Thank you for taking this stand, Noah!
I did not have a family, or living environment, which allowed me to embrace my own sexuality as a young child…nor even as a teenager…
You were blessed, in a real world sense, to have had the support you needed.
I salute you, for having the bravery to come out and talk about it.
It is not easy discussing these issues openly…On the one hand, you are opening yourself up to all sorts of reactions [and making yourself vulnerable], over an issue which is deeply, fundamentally personal…and often considered private. But you reach out and open yourself like this, taking that risk…because you realize from a personal stance, there is something deeply dysfunctional in the way our society looks at and reacts towards early life sexuality.
…Being burned by this social phobia…it opens your eyes to just why things desperately need to change, regarding this issue.
I’ve even gone so far as to give detailed description, of a few sexual encounters I experienced as a kid…and to elaborate on my emotional state, at the time…
…I think most people out there would not believe the bile, and the degree of obsessive cruelty, some individuals have directed towards me…for doing nothing more than discussing the realities of my own life…for trying to build a framework, in which others of different experience might come to understand people like myself.

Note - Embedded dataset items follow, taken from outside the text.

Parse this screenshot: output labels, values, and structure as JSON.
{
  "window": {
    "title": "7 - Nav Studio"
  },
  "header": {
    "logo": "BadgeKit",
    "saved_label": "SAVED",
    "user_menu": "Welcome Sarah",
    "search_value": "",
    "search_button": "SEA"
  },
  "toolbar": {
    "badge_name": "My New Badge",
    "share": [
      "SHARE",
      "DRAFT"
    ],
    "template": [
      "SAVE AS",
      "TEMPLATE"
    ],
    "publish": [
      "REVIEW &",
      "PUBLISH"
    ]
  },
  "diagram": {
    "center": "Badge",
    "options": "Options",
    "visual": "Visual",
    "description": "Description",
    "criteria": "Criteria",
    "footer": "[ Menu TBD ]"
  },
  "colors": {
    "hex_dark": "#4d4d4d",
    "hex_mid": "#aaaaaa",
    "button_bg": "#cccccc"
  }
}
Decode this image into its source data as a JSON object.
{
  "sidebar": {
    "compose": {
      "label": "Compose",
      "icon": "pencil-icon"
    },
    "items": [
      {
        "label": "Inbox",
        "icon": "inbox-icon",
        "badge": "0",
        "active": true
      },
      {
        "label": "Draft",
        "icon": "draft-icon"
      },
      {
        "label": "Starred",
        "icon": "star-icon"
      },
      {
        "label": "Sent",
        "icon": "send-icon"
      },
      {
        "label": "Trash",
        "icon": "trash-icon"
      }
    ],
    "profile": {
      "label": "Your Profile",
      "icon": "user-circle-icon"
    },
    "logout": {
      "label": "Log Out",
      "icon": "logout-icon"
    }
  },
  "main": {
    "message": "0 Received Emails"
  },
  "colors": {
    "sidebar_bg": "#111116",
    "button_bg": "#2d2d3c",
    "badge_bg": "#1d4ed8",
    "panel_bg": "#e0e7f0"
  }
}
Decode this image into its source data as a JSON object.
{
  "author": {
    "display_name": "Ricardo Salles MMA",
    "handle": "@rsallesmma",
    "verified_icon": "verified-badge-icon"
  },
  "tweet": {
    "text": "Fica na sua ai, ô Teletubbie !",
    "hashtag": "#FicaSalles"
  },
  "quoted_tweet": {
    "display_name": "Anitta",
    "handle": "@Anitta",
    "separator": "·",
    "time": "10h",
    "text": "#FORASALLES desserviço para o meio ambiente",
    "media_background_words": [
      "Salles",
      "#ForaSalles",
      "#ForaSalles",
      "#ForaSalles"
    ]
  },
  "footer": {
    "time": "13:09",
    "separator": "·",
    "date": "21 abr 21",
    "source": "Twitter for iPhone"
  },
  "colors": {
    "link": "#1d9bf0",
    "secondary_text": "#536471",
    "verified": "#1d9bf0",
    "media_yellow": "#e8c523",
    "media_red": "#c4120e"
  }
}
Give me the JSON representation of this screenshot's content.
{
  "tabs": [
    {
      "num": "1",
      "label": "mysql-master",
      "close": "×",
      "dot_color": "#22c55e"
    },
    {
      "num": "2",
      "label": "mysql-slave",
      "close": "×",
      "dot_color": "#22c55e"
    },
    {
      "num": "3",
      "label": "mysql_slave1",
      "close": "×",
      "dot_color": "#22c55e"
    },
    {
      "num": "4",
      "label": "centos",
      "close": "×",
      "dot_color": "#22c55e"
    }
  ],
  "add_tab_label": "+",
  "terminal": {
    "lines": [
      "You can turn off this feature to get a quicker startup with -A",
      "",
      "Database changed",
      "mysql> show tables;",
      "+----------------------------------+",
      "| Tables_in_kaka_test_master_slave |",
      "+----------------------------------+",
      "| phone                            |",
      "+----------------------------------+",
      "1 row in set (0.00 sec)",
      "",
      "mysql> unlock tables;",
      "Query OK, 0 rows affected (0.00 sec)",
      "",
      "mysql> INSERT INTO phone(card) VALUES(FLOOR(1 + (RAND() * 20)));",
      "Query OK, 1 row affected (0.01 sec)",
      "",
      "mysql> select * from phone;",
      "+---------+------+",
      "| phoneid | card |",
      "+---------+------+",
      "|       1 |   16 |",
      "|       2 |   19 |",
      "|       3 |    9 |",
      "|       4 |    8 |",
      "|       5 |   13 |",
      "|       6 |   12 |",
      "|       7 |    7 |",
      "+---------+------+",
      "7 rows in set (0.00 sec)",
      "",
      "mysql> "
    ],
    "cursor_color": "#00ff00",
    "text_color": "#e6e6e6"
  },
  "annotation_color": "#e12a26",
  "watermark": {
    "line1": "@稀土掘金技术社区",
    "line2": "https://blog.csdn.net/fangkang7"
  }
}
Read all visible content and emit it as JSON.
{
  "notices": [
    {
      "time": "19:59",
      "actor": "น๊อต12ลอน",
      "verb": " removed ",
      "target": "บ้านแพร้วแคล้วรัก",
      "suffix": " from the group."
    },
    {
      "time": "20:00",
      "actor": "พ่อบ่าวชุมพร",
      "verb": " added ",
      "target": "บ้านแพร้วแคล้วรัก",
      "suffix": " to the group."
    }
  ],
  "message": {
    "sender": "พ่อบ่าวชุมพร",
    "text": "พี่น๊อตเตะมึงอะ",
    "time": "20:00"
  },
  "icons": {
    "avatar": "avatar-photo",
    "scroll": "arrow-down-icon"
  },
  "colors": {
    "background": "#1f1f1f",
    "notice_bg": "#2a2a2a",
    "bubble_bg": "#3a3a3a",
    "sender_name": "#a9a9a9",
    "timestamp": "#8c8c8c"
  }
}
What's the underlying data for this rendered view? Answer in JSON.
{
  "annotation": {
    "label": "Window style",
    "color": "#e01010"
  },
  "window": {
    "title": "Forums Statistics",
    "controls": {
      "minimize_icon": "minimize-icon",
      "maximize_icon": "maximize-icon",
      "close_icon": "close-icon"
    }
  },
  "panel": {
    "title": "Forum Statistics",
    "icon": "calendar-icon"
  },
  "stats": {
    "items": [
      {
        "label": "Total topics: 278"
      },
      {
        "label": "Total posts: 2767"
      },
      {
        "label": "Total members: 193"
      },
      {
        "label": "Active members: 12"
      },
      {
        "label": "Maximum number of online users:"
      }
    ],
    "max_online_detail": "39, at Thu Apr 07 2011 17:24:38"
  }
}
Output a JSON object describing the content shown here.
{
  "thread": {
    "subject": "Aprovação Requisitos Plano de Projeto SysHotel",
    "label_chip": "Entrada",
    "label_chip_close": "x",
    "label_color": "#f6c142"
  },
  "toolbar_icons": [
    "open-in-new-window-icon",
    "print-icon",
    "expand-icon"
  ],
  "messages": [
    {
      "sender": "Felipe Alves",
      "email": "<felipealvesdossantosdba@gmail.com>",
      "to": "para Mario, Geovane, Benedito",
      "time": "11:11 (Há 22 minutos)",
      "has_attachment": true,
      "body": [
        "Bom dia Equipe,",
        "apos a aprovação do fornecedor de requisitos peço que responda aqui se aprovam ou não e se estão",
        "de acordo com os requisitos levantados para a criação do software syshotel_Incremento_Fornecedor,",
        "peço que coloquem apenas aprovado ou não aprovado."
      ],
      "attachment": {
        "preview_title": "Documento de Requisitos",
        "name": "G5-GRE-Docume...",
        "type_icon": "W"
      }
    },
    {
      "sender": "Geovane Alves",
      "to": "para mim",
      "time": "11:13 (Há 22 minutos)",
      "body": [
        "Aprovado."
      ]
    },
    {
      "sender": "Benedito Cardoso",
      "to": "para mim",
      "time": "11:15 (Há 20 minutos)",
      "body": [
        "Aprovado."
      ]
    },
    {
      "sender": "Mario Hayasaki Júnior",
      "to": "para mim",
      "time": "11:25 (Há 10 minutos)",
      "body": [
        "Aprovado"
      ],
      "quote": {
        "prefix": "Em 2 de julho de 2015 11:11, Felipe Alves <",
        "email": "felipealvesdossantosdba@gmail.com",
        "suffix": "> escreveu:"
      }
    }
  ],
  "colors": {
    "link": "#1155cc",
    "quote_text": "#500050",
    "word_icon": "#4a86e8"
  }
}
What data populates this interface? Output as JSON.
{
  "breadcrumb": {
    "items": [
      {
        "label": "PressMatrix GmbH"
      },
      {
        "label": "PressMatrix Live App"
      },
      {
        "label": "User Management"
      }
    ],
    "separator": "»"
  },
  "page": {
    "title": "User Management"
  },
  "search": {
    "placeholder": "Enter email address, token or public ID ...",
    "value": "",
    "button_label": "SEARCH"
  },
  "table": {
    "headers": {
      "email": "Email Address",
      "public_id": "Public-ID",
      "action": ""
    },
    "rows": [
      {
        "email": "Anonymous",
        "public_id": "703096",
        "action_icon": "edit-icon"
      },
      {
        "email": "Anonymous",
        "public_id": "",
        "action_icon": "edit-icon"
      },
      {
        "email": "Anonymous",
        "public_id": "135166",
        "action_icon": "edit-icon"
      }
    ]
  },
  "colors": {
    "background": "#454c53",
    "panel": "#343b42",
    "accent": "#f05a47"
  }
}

Because of my tendency to reach out to others…there have been a handful of very abusive people, who’ve been targeting and attacking me for years…Distorting my words…Smearing my name…Some have literally tried to terrorize me…I’ve been threatened in a number of ways, and have lived under this cloud of threat for many years.
I worry about the safety of people, who do what Noah has done here…
…If only more of us would come out, network and support each other…I think, we honestly could change this world…for the better.